How do we turn this around? We began seeing the harvest around us, the hunger, the needs, the brokenness in others by seeing and accepting our own depravity. Apart from God I am dead in my sins. My own circumstances included a pastor and his wife taking me in when I was pregnant and homeless. That love and sacrifice spoke volumes to me. It didn’t take me long to realize I wanted far more than the world could offer me, but there are some it takes 20 years or more! Are the believers willing to sacrifice, come along side, endure rebellion for that long? We need to be if we are taking up our cross daily and following Jesus.

The Cross is Necessary: Why God couldn’t rescue us through a baby

Mark 15:39When the centurion, who was standing right in front of Him, saw the way He breathed His last, he said, “Truly this man was the Son of God!”

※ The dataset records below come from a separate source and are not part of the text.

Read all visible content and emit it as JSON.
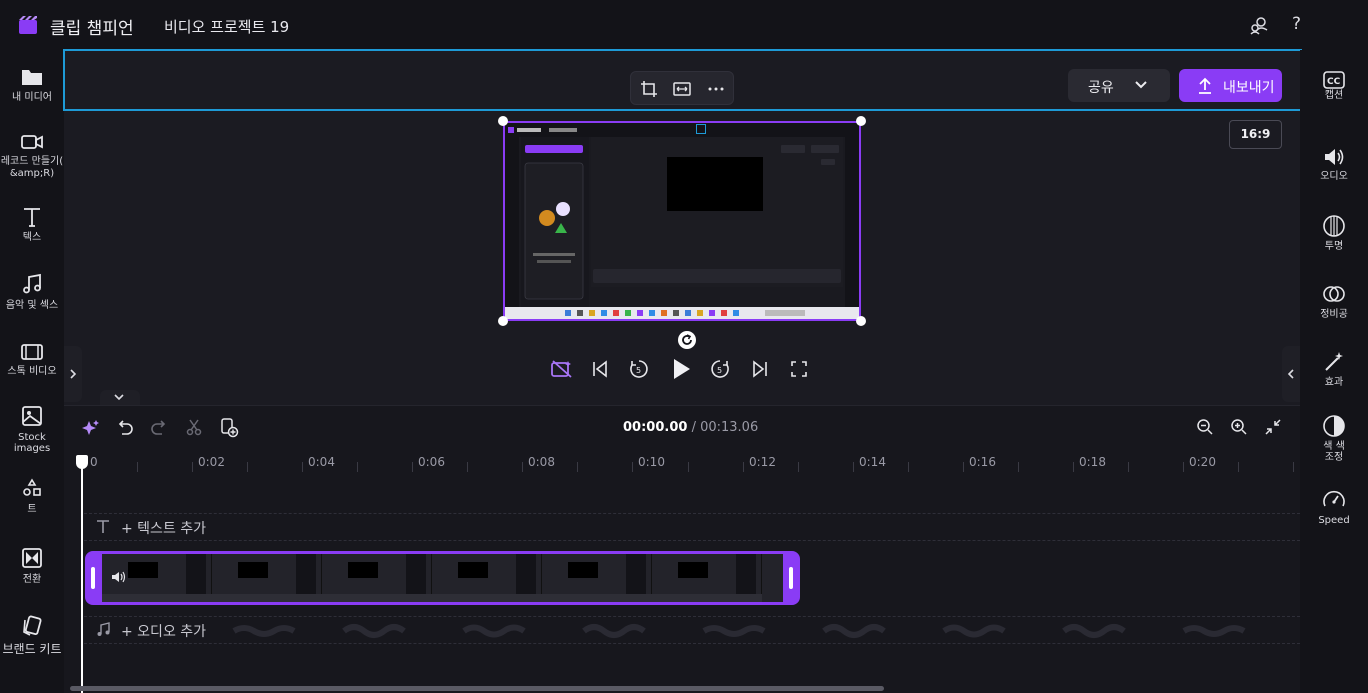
{
  "titlebar": {
    "app_name": "클립 챔피언",
    "project_name": "비디오 프로젝트 19",
    "help_label": "?"
  },
  "left_nav": [
    {
      "id": "media",
      "label": "내 미디어",
      "icon": "folder-icon"
    },
    {
      "id": "record",
      "label": "레코드 만들기(",
      "label2": "&amp;R)",
      "icon": "camera-icon"
    },
    {
      "id": "text",
      "label": "텍스",
      "icon": "text-icon"
    },
    {
      "id": "music",
      "label": "음악 및 섹스",
      "icon": "music-icon"
    },
    {
      "id": "stock-video",
      "label": "스톡 비디오",
      "icon": "film-icon"
    },
    {
      "id": "stock-images",
      "label": "Stock",
      "label2": "images",
      "icon": "image-icon"
    },
    {
      "id": "templates",
      "label": "트",
      "icon": "shapes-icon"
    },
    {
      "id": "transitions",
      "label": "전환",
      "icon": "transition-icon"
    },
    {
      "id": "brand-kit",
      "label": "브랜드 키트",
      "icon": "brand-icon"
    }
  ],
  "right_nav": [
    {
      "id": "captions",
      "label": "캡션",
      "icon": "cc-icon"
    },
    {
      "id": "audio",
      "label": "오디오",
      "icon": "speaker-icon"
    },
    {
      "id": "fade",
      "label": "투명",
      "icon": "fade-icon"
    },
    {
      "id": "filters",
      "label": "정비공",
      "icon": "filter-icon"
    },
    {
      "id": "effects",
      "label": "효과",
      "icon": "wand-icon"
    },
    {
      "id": "color",
      "label": "색 색",
      "label2": "조정",
      "icon": "contrast-icon"
    },
    {
      "id": "speed",
      "label": "Speed",
      "icon": "speedometer-icon"
    }
  ],
  "header": {
    "share_label": "공유",
    "export_label": "내보내기"
  },
  "preview": {
    "aspect_ratio": "16:9"
  },
  "timeline": {
    "current_time": "00:00.00",
    "total_time": "/ 00:13.06",
    "ticks": [
      "0",
      "0:02",
      "0:04",
      "0:06",
      "0:08",
      "0:10",
      "0:12",
      "0:14",
      "0:16",
      "0:18",
      "0:20"
    ],
    "text_track_label": "+ 텍스트 추가",
    "audio_track_label": "+ 오디오 추가"
  }
}
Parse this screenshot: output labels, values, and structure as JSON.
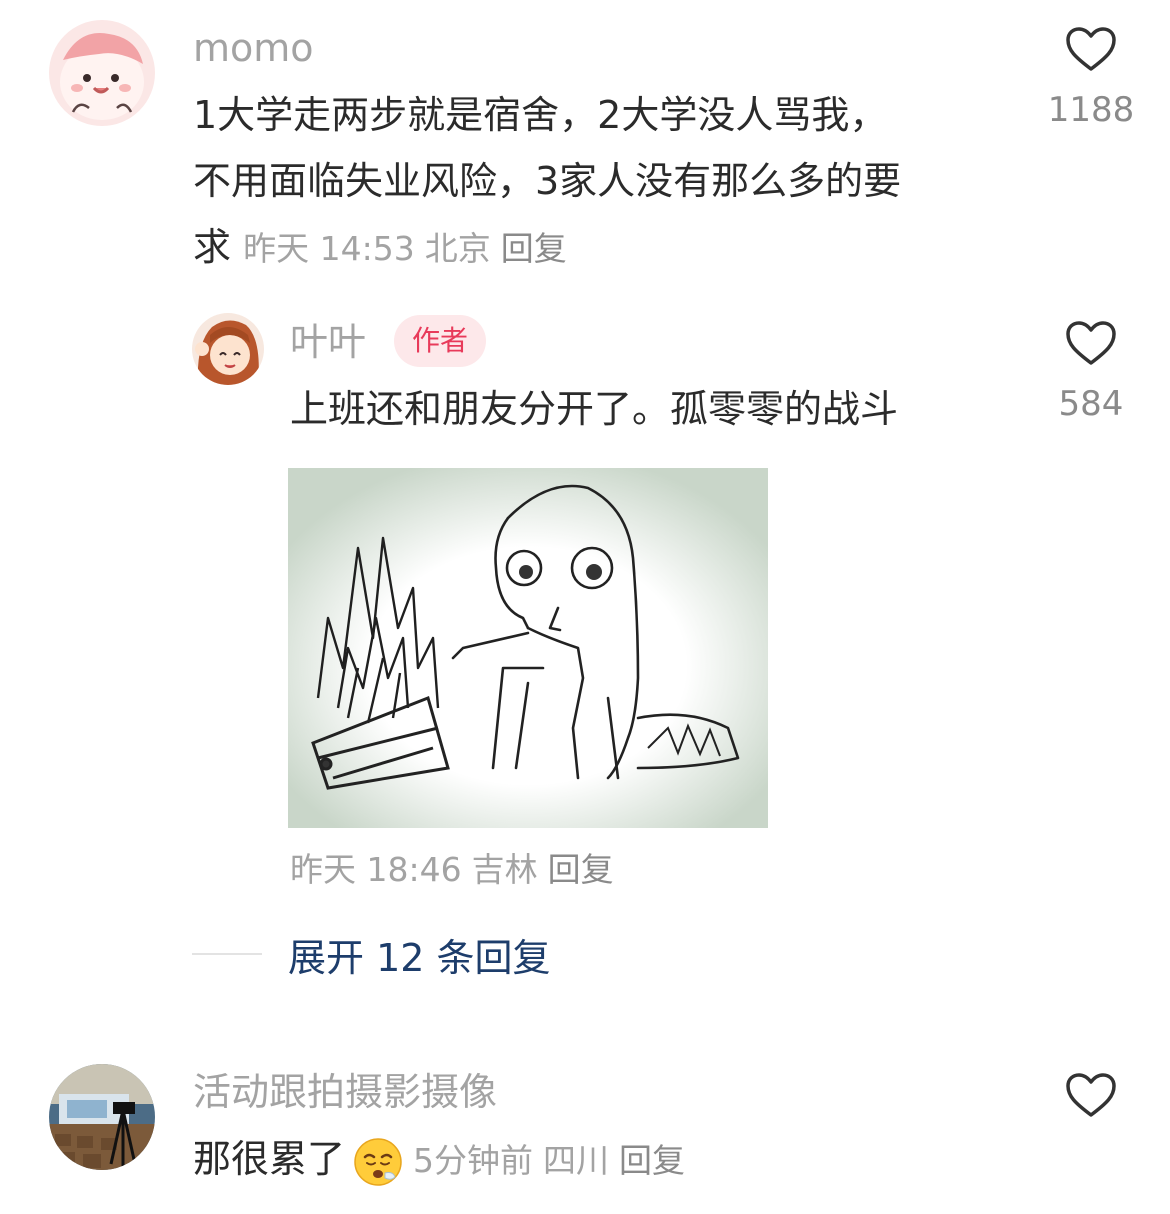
{
  "comments": [
    {
      "username": "momo",
      "text_line1": "1大学走两步就是宿舍，2大学没人骂我，",
      "text_line2": "不用面临失业风险，3家人没有那么多的要",
      "text_line3": "求",
      "time": "昨天 14:53",
      "location": "北京",
      "reply_label": "回复",
      "likes": "1188"
    },
    {
      "username": "叶叶",
      "author_badge": "作者",
      "text": "上班还和朋友分开了。孤零零的战斗",
      "time": "昨天 18:46",
      "location": "吉林",
      "reply_label": "回复",
      "likes": "584"
    },
    {
      "username": "活动跟拍摄影摄像",
      "text": "那很累了",
      "time": "5分钟前",
      "location": "四川",
      "reply_label": "回复"
    }
  ],
  "expand_replies": "展开 12 条回复",
  "colors": {
    "username": "#a3a3a3",
    "text": "#2b2b2b",
    "author_badge_bg": "#fde8ea",
    "author_badge_text": "#e83a5a",
    "expand_link": "#1d3d6b"
  },
  "icons": {
    "like": "heart-outline-icon",
    "emoji": "tired-face-emoji"
  }
}
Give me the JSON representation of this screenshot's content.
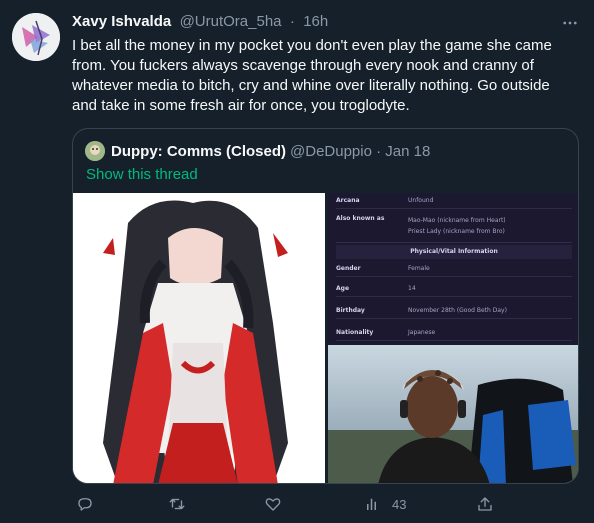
{
  "tweet": {
    "author_name": "Xavy Ishvalda",
    "author_handle": "@UrutOra_5ha",
    "separator": "·",
    "time": "16h",
    "text": "I bet all the money in my pocket you don't even play the game she came from. You fuckers always scavenge through every nook and cranny of whatever media to bitch, cry and whine over literally nothing. Go outside and take in some fresh air for once, you troglodyte."
  },
  "quoted_tweet": {
    "author_name": "Duppy: Comms (Closed)",
    "author_handle": "@DeDuppio",
    "separator": "·",
    "date": "Jan 18",
    "show_thread": "Show this thread"
  },
  "info_card": {
    "rows_top": [
      {
        "key": "Arcana",
        "value": "Unfound"
      },
      {
        "key": "Also known as",
        "value": "Mao-Mao (nickname from Heart)\nPriest Lady (nickname from Bro)"
      }
    ],
    "section_title": "Physical/Vital Information",
    "rows_bottom": [
      {
        "key": "Gender",
        "value": "Female"
      },
      {
        "key": "Age",
        "value": "14"
      },
      {
        "key": "Birthday",
        "value": "November 28th (Good Beth Day)"
      },
      {
        "key": "Nationality",
        "value": "Japanese"
      }
    ]
  },
  "actions": {
    "views_count": "43"
  },
  "icons": {
    "more": "more-icon",
    "reply": "reply-icon",
    "retweet": "retweet-icon",
    "like": "like-icon",
    "views": "views-icon",
    "share": "share-icon"
  },
  "colors": {
    "background": "#15202b",
    "text": "#f7f9f9",
    "muted": "#8b98a5",
    "border": "#38444d",
    "show_thread": "#00ba7c"
  }
}
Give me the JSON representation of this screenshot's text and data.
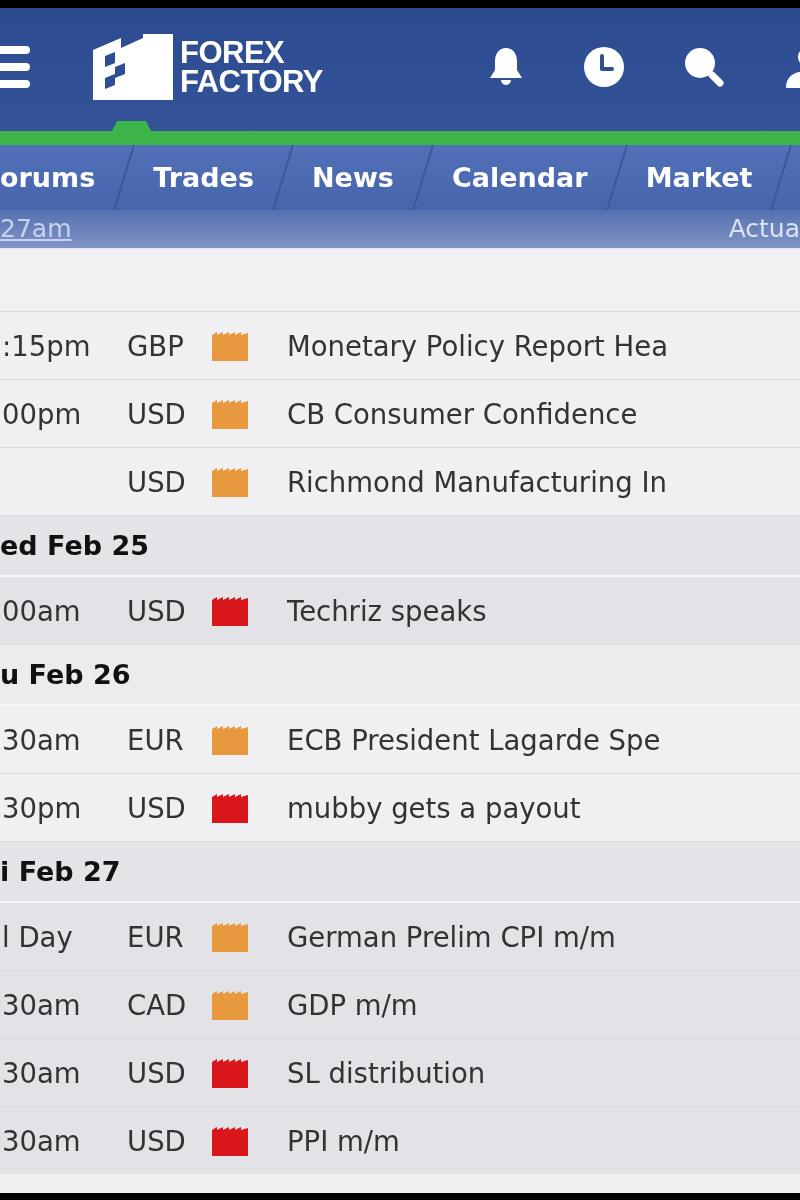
{
  "header": {
    "logo_lines": [
      "FOREX",
      "FACTORY"
    ]
  },
  "nav_tabs": [
    "orums",
    "Trades",
    "News",
    "Calendar",
    "Market"
  ],
  "sub_bar": {
    "time_link": "27am",
    "column_label": "Actua"
  },
  "calendar": {
    "days": [
      {
        "events": [
          {
            "time": ":15pm",
            "currency": "GBP",
            "color": "#e8993d",
            "title": "Monetary Policy Report Hea"
          },
          {
            "time": "00pm",
            "currency": "USD",
            "color": "#e8993d",
            "title": "CB Consumer Confidence"
          },
          {
            "currency": "USD",
            "color": "#e8993d",
            "title": "Richmond Manufacturing In"
          }
        ]
      },
      {
        "date": "ed Feb 25",
        "events": [
          {
            "time": "00am",
            "currency": "USD",
            "color": "#d8161c",
            "title": "Techriz speaks"
          }
        ]
      },
      {
        "date": "u Feb 26",
        "events": [
          {
            "time": "30am",
            "currency": "EUR",
            "color": "#e8993d",
            "title": "ECB President Lagarde Spe"
          },
          {
            "time": "30pm",
            "currency": "USD",
            "color": "#d8161c",
            "title": "mubby gets a payout"
          }
        ]
      },
      {
        "date": "i Feb 27",
        "events": [
          {
            "time": "l Day",
            "currency": "EUR",
            "color": "#e8993d",
            "title": "German Prelim CPI m/m"
          },
          {
            "time": "30am",
            "currency": "CAD",
            "color": "#e8993d",
            "title": "GDP m/m"
          },
          {
            "time": "30am",
            "currency": "USD",
            "color": "#d8161c",
            "title": "SL distribution"
          },
          {
            "time": "30am",
            "currency": "USD",
            "color": "#d8161c",
            "title": "PPI m/m"
          }
        ]
      }
    ]
  }
}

Since Jonathan’s death I have struggled with the cross. In all of my getting to know the character of God the cross always made sense. But, since Jonathan’s death I have questioned why the cross is necessary. If God is God then why did Jesus have to die? And of course the underlying question, how does Jonathan’s death work anything for good?

At the Christmas Eve service, as the pastor shared the sermon, the Lord jolted my attention. I mean, sat me up straight and sent me searching for a pen. He said, Karisa I want you to hear this and he wasn’t talking about my ears. My soul was now leaning into the next words.

“It was not enough that Jesus came as a little baby. We don’t need a perfect example, we need a savior.”

It isn’t enough that Jesus came as a baby, grew up among us, did miracles, gave us some good principals to live by. Those are all amazing, but the cross is necessary! Because, you see, with one fell swoop God said Karisa I came for you! Reader, I came for you! Oh, the power surging through my fingers as I type this message to you.

I can celebrate Christmas, despite the loss of Jonathan this year, because God said that I was worth saving. My son was worth saving. You are worth saving.

How can I not live life to the fullest? How can I not wake my daughter up yesterday morning with the delight of Christmas? How can I not share with you the joy that comes in the midst of my pain and casts despair to the deepest part of the sea? I want you to know that Jesus came for you, not when you had your act together, but when you didn’t even know that you needed him. He loved me when I was still forming in my mother’s womb, he valued me when others abused me, he claimed me when I rejected him at 19, and became an anorexic drunk, and he saved me when I was an unwed mother at 20. I had grown up hearing about the man called Jesus, but it is only at the foot of the cross that I really saw him for the Son of God!

Open each day like it is a gift and may it be filled with joy that transcends your understanding! Because, God does things that don’t make sense to me and I love him for it. He rescued me in a mind blowing way, and it started with a little baby in a manger, but it did continued all the way to the cross and a grave that could not contain him! Merry Christmas!